How many data sets are perfectly linearly separable, like set.vers? R programmers know the answer: not many. In fact, here’s vers.virg, the two-thirds of the irises that aren’t setosa:

vers.virg <- subset(iris, Species !="setosa")

This image shows the plot of Petal.Width versus Petal.Length for this data frame. You can clearly see the slight overlap between species, and the resulting nonlinear separability.

nonlinear separability R
Petal.Width versus Petal.Length in the vers.virg data frame, showing nonlinear separability.

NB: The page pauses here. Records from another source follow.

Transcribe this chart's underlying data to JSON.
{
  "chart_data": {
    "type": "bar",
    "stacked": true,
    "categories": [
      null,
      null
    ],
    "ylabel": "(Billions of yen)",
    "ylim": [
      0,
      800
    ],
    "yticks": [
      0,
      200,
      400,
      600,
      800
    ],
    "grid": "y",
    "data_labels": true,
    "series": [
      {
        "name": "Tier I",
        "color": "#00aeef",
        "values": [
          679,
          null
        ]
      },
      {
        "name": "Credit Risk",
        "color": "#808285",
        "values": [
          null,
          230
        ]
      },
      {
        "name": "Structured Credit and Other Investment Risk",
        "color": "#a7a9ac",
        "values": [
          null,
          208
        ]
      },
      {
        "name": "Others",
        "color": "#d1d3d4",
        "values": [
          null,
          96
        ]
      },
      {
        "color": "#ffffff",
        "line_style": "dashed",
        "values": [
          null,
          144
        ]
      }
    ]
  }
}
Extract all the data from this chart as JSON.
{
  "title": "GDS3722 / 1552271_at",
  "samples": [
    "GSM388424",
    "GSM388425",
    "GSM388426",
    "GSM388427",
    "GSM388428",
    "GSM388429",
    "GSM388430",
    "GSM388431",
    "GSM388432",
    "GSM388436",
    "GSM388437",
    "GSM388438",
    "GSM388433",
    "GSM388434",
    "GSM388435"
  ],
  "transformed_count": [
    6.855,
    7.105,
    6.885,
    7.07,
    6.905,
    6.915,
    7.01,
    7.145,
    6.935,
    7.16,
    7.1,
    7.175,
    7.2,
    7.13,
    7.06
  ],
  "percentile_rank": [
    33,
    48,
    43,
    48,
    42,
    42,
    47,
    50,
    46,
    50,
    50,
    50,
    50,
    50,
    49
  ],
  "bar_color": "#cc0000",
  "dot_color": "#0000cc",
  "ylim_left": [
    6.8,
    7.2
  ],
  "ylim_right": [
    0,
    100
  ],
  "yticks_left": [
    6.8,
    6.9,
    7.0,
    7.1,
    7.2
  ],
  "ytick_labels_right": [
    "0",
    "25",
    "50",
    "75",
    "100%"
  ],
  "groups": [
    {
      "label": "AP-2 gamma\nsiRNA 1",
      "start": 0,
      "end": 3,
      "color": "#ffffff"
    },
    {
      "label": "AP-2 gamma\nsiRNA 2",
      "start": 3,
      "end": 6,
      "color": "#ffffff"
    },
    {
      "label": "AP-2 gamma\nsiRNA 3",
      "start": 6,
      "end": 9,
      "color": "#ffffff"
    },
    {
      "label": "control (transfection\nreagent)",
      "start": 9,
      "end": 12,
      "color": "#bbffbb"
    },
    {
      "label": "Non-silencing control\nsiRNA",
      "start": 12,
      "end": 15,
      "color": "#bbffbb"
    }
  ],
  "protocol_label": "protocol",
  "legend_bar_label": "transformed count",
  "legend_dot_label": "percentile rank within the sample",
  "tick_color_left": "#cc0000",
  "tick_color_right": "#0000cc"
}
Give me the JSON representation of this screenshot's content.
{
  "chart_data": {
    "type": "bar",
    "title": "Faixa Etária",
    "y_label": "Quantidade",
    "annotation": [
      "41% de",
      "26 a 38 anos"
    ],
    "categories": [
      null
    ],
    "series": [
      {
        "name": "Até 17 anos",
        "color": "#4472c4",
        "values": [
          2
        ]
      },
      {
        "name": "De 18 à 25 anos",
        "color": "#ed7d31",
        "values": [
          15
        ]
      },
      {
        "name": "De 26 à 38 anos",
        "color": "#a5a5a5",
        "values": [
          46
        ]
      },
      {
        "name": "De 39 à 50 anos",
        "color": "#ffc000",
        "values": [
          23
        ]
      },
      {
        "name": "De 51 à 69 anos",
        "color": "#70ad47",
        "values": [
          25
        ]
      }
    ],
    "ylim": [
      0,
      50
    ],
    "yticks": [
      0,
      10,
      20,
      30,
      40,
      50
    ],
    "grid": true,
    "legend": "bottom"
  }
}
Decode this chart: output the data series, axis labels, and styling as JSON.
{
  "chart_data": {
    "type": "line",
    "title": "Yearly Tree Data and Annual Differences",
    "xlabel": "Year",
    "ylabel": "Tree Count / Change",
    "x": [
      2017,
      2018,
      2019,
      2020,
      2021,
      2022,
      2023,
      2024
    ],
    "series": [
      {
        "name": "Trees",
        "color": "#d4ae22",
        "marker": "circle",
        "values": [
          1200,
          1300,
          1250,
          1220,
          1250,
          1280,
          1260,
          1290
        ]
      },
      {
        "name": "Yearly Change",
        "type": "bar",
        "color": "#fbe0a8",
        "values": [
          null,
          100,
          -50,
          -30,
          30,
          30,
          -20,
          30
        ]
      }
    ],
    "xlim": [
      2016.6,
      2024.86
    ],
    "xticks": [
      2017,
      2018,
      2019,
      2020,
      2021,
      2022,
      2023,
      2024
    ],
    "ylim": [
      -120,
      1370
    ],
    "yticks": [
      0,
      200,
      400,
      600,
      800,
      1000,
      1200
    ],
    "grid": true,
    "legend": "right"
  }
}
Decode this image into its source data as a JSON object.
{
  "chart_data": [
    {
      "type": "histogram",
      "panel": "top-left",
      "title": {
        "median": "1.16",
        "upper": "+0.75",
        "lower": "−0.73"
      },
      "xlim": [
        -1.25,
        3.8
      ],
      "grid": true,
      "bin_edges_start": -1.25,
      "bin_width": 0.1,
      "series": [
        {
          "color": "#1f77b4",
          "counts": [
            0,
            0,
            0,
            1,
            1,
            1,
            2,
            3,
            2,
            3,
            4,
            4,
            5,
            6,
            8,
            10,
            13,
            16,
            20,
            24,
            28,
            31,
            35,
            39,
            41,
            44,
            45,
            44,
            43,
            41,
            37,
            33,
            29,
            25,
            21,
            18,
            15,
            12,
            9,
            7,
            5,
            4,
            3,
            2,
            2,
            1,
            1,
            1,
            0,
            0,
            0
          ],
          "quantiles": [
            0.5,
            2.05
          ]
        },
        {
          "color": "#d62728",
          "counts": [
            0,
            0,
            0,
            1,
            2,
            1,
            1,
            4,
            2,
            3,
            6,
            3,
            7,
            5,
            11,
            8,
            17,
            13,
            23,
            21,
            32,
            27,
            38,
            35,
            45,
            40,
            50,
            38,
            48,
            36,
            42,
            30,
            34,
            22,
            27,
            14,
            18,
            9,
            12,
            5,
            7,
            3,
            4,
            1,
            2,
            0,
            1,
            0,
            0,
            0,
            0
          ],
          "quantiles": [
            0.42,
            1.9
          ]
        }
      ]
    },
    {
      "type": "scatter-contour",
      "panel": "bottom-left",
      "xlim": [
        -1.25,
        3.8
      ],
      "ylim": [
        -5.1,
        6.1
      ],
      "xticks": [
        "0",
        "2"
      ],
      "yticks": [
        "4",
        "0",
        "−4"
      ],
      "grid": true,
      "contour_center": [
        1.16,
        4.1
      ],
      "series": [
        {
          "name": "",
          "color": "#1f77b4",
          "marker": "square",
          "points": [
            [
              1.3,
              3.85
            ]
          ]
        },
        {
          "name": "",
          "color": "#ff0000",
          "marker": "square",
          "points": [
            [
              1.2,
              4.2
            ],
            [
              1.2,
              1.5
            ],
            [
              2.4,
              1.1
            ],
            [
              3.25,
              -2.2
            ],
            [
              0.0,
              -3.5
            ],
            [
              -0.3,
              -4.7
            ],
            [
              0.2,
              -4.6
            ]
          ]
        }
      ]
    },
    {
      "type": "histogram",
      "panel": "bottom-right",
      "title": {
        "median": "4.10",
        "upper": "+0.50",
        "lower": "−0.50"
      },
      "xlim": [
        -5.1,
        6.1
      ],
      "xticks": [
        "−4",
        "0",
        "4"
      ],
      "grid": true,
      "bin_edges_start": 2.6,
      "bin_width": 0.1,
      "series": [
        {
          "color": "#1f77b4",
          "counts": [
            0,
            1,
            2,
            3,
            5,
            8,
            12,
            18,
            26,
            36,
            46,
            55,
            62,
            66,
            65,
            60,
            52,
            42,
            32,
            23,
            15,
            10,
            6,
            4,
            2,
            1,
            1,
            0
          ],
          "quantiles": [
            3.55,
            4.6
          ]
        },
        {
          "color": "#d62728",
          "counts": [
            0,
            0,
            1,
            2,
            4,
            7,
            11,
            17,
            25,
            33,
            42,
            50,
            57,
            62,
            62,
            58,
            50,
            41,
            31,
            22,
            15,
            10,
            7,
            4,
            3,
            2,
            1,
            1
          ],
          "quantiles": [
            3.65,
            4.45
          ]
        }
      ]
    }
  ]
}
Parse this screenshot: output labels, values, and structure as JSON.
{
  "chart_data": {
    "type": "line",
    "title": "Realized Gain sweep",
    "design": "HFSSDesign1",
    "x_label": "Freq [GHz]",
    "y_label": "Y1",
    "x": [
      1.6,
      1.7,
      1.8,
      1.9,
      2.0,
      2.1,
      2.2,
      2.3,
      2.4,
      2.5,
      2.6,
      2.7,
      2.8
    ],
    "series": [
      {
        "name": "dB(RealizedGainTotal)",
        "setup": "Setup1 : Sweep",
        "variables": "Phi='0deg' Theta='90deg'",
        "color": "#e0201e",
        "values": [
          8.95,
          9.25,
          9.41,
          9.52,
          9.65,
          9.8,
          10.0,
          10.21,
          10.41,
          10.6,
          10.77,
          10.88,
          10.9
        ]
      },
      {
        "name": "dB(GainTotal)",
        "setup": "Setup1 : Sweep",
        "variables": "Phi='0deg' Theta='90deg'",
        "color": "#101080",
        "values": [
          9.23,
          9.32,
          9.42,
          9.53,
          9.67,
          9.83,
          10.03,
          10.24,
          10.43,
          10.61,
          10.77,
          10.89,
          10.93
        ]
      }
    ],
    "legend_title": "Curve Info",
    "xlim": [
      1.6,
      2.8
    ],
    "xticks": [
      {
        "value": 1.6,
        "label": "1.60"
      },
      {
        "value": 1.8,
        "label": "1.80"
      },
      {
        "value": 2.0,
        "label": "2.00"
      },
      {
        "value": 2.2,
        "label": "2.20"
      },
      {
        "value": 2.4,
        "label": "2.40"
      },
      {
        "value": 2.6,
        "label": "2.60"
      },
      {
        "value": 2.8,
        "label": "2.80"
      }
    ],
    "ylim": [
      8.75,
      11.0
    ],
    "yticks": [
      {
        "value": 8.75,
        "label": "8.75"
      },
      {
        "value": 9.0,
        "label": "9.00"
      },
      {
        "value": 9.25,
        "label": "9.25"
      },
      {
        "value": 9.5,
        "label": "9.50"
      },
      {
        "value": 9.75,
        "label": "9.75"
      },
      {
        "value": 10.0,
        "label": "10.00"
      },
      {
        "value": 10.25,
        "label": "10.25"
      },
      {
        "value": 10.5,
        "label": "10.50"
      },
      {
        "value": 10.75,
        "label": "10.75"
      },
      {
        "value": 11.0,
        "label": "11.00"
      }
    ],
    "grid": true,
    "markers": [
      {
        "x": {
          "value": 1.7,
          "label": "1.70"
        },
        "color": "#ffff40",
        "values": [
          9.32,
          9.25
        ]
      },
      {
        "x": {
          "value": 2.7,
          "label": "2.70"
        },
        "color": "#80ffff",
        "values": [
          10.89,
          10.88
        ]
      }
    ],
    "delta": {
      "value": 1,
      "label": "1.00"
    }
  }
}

How can a classifier deal with overlap? One way is to permit some misclassification — some data points on the wrong side of the separation boundary.

You may have eyeballed a separation boundary with the versicolor on the left and (most) virginica on the right. The image shows five virginica to the left of the boundary. This is called soft margin classification.

soft margin classification R
Soft margin classification in the vers.virg data frame.

As you eyeball the boundary, you should try to minimize the miscalculations. As you examine the data points, perhaps you can see a different separation boundary that works better — one that has fewer misclassifications, in other words. An SVM would find the boundary by working with a parameter called C, which specifies the number of misclassifications the SVM is willing to allow.

Soft margin classification and linear separability, though, don’t always work with real data, where you can have all kinds of overlap. Sometimes you find clusters of data points from one category inside a large group of data points from another category. When that happens, it’s often necessary to have multiple nonlinear separation boundaries, as shown below. Those nonlinear boundaries define a kernel.

An SVM function typically offers a choice of several ways to find a kernel. These choices have names like “linear,” “radial,” “polynomial,” and “sigmoid”.

kernel R programming
A kernel in the vers.virg data frame.

The underlying mathematics is pretty complicated, but here’s an intuitive way to think about kernels: Imagine the first image above as a page torn from this book and lying flat on the table. Suppose that you could separate the data points by moving them in a third dimension above and below the page — say, the versicolor above and the virginica below. Then it would be easy to find a separation boundary, wouldn’t it?

Think of kerneling as the process of moving the data into the third dimension. (How far to move each point in the third dimension? That’s where the complicated mathematics comes in.) And the separation boundary would then be a plane, not a line.